Bubble or Correction? We Say Correction and Here's Why
Regardless of the market, you are going to find naysayers...and sometimes those naysayers can be "loud" and really give you pause. Lately I've heard a lot of speculation about our market 'bubble' and have done significant reading on this topic. Oddly enough, KCM posted some wonderful supporting graphics that drives my point home.
THE CONCERN: Are we repeating the 2006 housing bubble, with the resulting 2008 burst and another recession?
No - Today's housing market is quite different than the bubble market we experienced twelve years ago (can you believe it's been 12 years?). These 4 points explain the differences:
- Home Prices
- Mortgage Standards
- Mortgage Debt
- Housing Affordability
1. HOME PRICES
Yes, home prices have reached and even surpassed 2006 averages in the Charlotte market. However, after more than a decade, home prices should actually be much higher, based on inflation alone.

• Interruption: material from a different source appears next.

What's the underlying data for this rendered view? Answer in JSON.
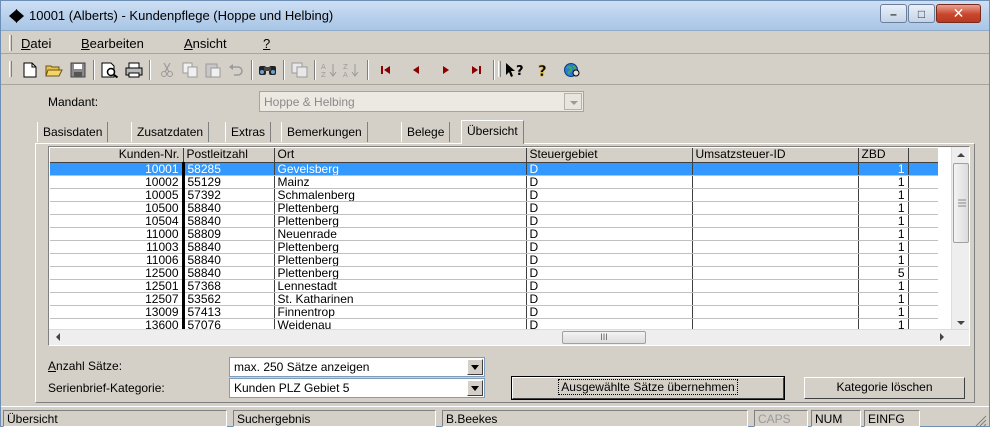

Frank Nothaft is the Chief Economist for CoreLogic recently explained:
“Even though CoreLogic’s national home price index got to the same level it was at the prior peak in April of 2006, once you account for inflation over the ensuing 11.5 years, values are still about 18% below where they were.”
2. MORTGAGE STANDARDS
Some are concerned that banks are once again easing lending standards to a level similar to the one that helped create the last housing bubble. That couldn't be farther from the truth - in fact, today’s standards are nowhere near as lenient as they were leading up to the bubble burst.
The Urban Institute’s Housing Finance Policy Center issues a Housing Credit Availability Index (HCAI). According to the Urban Institute:
“The HCAI measures the percentage of home purchase loans that are likely to default—that is, go unpaid for more than 90 days past their due date. A lower HCAI indicates that lenders are unwilling to tolerate defaults and are imposing tighter lending standards, making it harder to get a loan. A higher HCAI indicates that lenders are willing to tolerate defaults and are taking more risks, making it easier to get a loan.”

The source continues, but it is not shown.